Parameter Name Description Type Supported Values Sample Values
name The user readable name of the served model string pose_classification_tao
platform The backend used to parse and run the model string tensorrt_plan tensorrt_plan
max_batch_size The maximum batch size used to create the TensorRT engine.
This should be the same as the max_batch_size parameter of the tao-converter
int 16
input Configuration elements for the input nodes list of protos/node
output Configuration elements for the output nodes list of protos/node
dynamic_batching Configuration element to enable dynamic batching using Triton proto element

The input and output elements in the config.pbtxt provide the configurable parameters for the input and output nodes of the model that is being served.
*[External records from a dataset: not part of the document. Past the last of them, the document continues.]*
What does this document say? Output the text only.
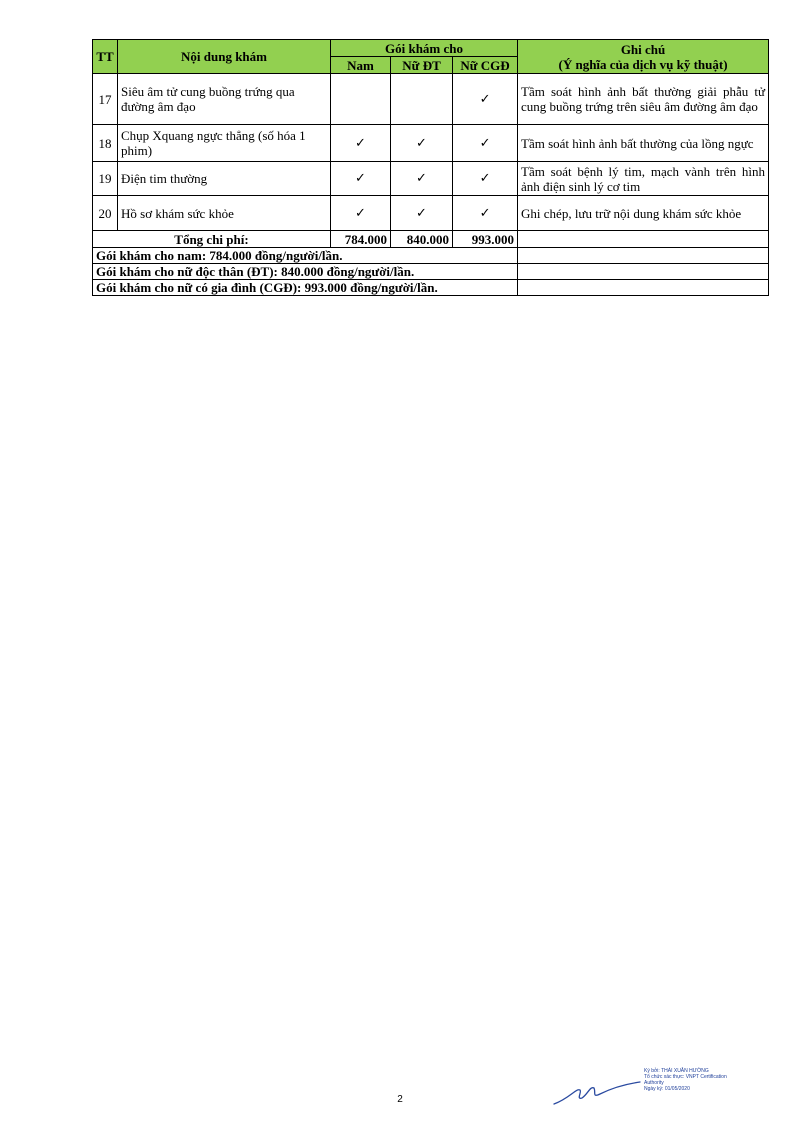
TT	Nội dung khám	Gói khám cho			Ghi chú
(Ý nghĩa của dịch vụ kỹ thuật)

		Nam	Nữ ĐT	Nữ CGĐ	
17	Siêu âm tử cung buồng trứng qua đường âm đạo			✓	Tầm soát hình ảnh bất thường giải phẫu tử cung buồng trứng trên siêu âm đường âm đạo
18	Chụp Xquang ngực thẳng (số hóa 1 phim)	✓	✓	✓	Tầm soát hình ảnh bất thường của lồng ngực
19	Điện tim thường	✓	✓	✓	Tầm soát bệnh lý tim, mạch vành trên hình ảnh điện sinh lý cơ tim
20	Hồ sơ khám sức khỏe	✓	✓	✓	Ghi chép, lưu trữ nội dung khám sức khỏe
Tổng chi phí:		784.000	840.000	993.000	
Gói khám cho nam: 784.000 đồng/người/lần.					
Gói khám cho nữ độc thân (ĐT): 840.000 đồng/người/lần.					
Gói khám cho nữ có gia đình (CGĐ): 993.000 đồng/người/lần.					
2
Ký bởi: THÁI XUÂN HƯỜNG
Tổ chức xác thực: VNPT Certification
Authority
Ngày ký: 01/05/2020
As seen in the sample, a Pose_classification model has 1 input node input and 1 output node fc_pred.

Configuring the Pose_classification model Post-processor

Refer to model_repository/pose_classification_tao folder.
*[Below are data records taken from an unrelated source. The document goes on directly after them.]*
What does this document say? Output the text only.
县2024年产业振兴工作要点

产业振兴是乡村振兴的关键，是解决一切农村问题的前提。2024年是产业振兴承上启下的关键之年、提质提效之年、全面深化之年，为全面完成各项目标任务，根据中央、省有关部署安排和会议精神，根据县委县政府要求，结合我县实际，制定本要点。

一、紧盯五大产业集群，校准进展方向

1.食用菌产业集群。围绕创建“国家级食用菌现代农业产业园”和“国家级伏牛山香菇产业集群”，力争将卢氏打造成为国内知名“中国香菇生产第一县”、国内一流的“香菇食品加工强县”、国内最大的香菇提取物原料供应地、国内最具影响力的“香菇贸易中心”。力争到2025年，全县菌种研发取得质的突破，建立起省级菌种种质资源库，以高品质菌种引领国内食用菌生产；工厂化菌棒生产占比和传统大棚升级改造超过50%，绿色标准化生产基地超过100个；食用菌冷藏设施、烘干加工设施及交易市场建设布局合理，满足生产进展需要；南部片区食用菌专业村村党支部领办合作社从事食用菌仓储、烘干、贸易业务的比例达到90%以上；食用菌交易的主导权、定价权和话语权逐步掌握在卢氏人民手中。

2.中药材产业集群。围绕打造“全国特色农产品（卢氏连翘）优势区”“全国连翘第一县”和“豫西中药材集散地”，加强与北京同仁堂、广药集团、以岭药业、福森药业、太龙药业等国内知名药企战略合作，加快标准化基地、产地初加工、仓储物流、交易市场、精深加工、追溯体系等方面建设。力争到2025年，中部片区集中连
Configuring the Pose_classification data converter

When the input is a JSON file generated from the deepstream-bodypose-3d app, it needs to be converted into skeleton sequences to be consumed by the Pose_classification model.

A sample configuration file to configure the dataset converter of Pose Classification looks as shown below

pose_type: "3dbp"
num_joints: 34
frame_width: 1920
frame_height: 1080
focal_length: 1200.0
sequence_length_max: 300
sequence_length_min: 10
sequence_length: 100
sequence_overlap: 0.5

The following table explains the configurable parameters of the dataset converter.

Parameter Name Description Type Supported Values Sample Values
pose_type The type of body pose string 3dbp, 25dbp, or 2dbp 3dbp
num_joints The total number of joints in the skeleton graph layout int 34
frame_width The width of the video frame in pixel int 1920
frame_height The height of the video frame in pixel int 1080
focal_length The focal length that the video was captured in float 1200.0
sequence_length_max The maximum sequence length in frame int 300
sequence_length_min The minimum sequence length in frame int 10
sequence_length The sequence length for sampling sequences int 100
sequence_overlap The overlap between sequences during samping float 0.5

Re_identification

The Re_identification inference sample has 2 components that can be configured

  1. Model Repository
  2. Configuring the Re_identification model Post-processor

Configuring the Re_identification model entry in the model repository

The model repository is the location on the Triton Server, where the model served from. Triton expects the models in the model repository to be follow the layout defined here.

A sample model repository for a Re_identification model would have the following contents.

model_repository_root/
    re_identification_tao/
        config.pbtxt
        1/
            model.plan

The config.pbtxt file, describes the model configuration for the model. A sample model configuration file for the Re_identification model would look like this.

name: "re_identification_tao"
platform: "tensorrt_plan"
max_batch_size: 16
input [
  {
    name: "input"
    data_type: TYPE_FP32
    format: FORMAT_NCHW
    dims: [ 3, 256, 128 ]
  }
]
output [
  {
    name: "fc_pred"
    data_type: TYPE_FP32
    dims: [ 256 ]
  }
]
dynamic_batching { }

The following table explains the parameters in the config.pbtxt

Parameter Name Description Type Supported Values Sample Values
name The user readable name of the served model string re_identification_tao
platform The backend used to parse and run the model string tensorrt_plan tensorrt_plan
max_batch_size The maximum batch size used to create the TensorRT engine.
This should be the same as the max_batch_size parameter of the tao-converter
int 16
input Configuration elements for the input nodes list of protos/node
output Configuration elements for the output nodes list of protos/node
dynamic_batching Configuration element to enable dynamic batching using Triton proto element

The input and output elements in the config.pbtxt provide the configurable parameters for the input and output nodes of the model that is being served. As seen in the sample, a Re_identification model has 1 input node input and 1 output node fc_pred.

Configuring the Re_identification model Post-processor

Refer to model_repository/re_identification_tao folder.